The Sundogs have been at it again - in December, with Cloudishness, another commission from Inverness Old Town Art in Scotland. This time, rather than bombing a graveyard, the ladies (known to us as Jennifer Cantwell and Annie Marrs) used a car park elevator as their yarn-y platform. 

As Cantwell explains it, "The idea was that the elevator was a portal to heaven, heaven is handmade. The ground floor was the departure lounge and there were departure lounge information messages broadcast from a cloud.  We made utopian public information messages relevant to those entering Nirvana: weather reports, public safety info, travel news, directions, etc. – positive affirmations for those entering the next dimension and reassurances for anxious travellers. People loved it, it made them laugh, the elevator was working the whole time so they went to whatever floor their car was on. The sky was knitted on the machine, the clouds were made from wadding, the signs were knitted (steeking, spray glue + hot glue!)."
For those of you who remember the Sundog's previous grievances with their last, elderly knitting machine, Cantwell is pleased to report: "I've a new knitting machine now. I think my concentrated rage killed that last one."
Cantwell also mounted a show sans-Sundogs, entitled Birdsong, using as inspiration an earlier collection of cassette tape doilies she'd made. She says of this project, which was also exhibited in Inverness:





"I wanted to crochet sound, make patterns from the actual notes or structure of the notes. I've an interest in invisible data, coding, radiowaves, information that's all around us and in the air we breathe but [that we] can't see. Crochet turned into knitting.
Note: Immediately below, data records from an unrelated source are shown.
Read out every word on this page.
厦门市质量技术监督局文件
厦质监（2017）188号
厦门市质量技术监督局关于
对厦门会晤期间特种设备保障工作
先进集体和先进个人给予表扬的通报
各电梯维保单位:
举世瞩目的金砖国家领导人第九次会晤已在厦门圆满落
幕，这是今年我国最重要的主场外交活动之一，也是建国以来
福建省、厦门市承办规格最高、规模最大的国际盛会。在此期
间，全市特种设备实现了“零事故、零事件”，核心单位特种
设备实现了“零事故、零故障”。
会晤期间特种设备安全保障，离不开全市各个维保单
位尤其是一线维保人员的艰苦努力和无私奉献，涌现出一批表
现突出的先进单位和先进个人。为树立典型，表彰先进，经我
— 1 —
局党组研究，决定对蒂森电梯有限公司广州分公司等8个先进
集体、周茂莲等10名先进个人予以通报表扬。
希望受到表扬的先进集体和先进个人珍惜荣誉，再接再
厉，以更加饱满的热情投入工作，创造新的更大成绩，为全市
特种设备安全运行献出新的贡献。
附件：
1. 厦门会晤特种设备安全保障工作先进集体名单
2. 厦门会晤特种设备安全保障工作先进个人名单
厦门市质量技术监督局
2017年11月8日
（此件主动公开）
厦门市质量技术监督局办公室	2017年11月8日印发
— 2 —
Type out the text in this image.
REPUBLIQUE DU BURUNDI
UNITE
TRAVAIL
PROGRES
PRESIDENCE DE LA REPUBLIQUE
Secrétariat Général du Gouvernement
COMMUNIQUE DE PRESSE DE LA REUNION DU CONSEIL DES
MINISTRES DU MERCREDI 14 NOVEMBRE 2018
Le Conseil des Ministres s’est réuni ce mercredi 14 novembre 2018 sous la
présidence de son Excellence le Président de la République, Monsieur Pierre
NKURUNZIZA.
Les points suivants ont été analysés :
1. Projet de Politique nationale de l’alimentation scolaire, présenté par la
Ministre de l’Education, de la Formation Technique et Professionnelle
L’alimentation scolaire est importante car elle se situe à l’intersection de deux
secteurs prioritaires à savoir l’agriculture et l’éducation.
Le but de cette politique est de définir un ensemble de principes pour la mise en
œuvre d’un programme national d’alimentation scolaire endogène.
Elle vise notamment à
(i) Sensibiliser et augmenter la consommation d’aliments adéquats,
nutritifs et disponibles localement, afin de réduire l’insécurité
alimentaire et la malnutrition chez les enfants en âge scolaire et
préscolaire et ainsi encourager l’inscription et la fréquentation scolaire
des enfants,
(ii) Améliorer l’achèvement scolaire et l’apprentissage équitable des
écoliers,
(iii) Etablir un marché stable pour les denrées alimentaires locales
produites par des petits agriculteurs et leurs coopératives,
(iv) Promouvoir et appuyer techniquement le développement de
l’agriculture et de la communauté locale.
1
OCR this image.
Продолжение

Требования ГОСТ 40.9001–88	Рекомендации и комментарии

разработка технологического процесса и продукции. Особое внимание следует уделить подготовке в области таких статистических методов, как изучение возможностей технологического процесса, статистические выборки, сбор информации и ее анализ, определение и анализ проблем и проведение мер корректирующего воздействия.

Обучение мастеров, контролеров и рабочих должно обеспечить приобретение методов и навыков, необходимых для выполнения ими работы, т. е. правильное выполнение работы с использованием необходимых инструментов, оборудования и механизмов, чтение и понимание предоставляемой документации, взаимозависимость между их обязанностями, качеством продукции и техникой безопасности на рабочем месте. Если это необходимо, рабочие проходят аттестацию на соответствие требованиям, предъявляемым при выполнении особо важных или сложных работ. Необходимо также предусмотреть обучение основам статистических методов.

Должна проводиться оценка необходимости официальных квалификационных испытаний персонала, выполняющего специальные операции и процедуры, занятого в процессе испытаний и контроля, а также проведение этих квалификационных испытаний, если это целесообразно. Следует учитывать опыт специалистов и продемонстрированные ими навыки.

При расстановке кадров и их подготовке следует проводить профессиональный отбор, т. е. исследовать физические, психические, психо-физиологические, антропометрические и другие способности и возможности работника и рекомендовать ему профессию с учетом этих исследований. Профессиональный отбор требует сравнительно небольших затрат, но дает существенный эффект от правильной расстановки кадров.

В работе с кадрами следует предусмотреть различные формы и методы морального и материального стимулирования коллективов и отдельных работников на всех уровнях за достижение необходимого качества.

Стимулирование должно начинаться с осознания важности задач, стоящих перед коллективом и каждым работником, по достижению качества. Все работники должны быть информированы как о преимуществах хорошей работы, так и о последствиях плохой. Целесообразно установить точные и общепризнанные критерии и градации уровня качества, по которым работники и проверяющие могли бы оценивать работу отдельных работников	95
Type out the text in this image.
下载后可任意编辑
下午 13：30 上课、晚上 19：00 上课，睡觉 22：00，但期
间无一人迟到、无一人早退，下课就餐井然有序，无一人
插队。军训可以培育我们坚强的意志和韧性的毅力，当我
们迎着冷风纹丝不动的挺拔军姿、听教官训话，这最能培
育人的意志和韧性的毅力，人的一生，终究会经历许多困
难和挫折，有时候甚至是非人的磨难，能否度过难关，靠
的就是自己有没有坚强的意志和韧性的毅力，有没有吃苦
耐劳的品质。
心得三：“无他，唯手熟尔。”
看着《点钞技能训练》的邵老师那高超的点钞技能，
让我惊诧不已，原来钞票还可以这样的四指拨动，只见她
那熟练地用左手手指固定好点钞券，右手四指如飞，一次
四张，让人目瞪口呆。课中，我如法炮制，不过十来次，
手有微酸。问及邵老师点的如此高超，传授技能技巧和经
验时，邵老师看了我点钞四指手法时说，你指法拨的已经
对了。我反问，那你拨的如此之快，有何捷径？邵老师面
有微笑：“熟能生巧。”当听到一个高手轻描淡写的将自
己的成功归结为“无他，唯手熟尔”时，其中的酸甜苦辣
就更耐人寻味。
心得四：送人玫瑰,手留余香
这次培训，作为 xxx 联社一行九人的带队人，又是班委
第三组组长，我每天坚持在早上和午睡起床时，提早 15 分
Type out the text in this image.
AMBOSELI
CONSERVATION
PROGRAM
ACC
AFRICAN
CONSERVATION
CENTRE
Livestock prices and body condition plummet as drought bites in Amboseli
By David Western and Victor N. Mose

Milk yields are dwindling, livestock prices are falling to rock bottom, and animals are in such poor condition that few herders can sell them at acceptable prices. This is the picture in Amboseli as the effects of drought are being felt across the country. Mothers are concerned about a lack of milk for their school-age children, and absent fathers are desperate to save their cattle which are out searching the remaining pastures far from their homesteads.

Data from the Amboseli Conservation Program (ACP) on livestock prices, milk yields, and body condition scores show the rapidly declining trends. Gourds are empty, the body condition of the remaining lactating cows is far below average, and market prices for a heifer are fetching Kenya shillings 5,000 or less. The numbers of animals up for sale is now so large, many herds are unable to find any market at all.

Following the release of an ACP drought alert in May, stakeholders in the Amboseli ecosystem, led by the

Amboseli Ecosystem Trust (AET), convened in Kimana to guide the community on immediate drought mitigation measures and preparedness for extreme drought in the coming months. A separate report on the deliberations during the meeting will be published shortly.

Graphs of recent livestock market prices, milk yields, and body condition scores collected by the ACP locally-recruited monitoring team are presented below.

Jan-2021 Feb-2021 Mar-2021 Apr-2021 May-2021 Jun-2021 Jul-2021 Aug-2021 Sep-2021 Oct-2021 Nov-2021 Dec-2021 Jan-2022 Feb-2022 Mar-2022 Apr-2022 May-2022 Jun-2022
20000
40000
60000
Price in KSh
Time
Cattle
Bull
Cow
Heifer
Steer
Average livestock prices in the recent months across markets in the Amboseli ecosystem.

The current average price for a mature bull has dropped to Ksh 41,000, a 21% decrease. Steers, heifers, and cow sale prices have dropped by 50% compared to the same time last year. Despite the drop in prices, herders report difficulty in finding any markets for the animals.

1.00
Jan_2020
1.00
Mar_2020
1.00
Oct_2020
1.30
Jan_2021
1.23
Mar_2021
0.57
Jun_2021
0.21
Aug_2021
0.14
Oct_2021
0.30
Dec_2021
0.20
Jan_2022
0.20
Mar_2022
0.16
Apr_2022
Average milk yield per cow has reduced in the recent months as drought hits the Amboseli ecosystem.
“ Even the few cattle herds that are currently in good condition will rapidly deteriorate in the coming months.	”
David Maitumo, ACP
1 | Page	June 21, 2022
"The Fair Isle patterns were knitted on a knitting machine, and the designs for the Fair Isle were taken from the shapes contained within the soundwaves of actual recordings from locations – my partner Dave is a sound designer so we recorded birds and ambient sound from different areas of Scotland and then put them through sound processing software on the computer so I was able to actually see the soundwaves and the shapes the sounds were making. Then I designed patterns from the shapes. The birdboxes are handmade, the knitting is steeked, spray glued and sewn onto them. There's an mp3 player inside each one and headphones so you can hear the soundtrack of each box. The QR codes are linked to googlemaps; each box was geotagged so if you scan the code on your phone, googlemaps will take you to the location of each recording. 

All photos courtesy of Jennifer Cantwell

"Kids loved the show and it was well received with the grown ups too. In the gallery, this film was projected  on one of the walls, and I set up a knitting zone and left out needles and wool and instructions. At the opening, Dave brought his decks and dj-ed a live soundpiece made from birdsongs and knitting noises. It was brilliant."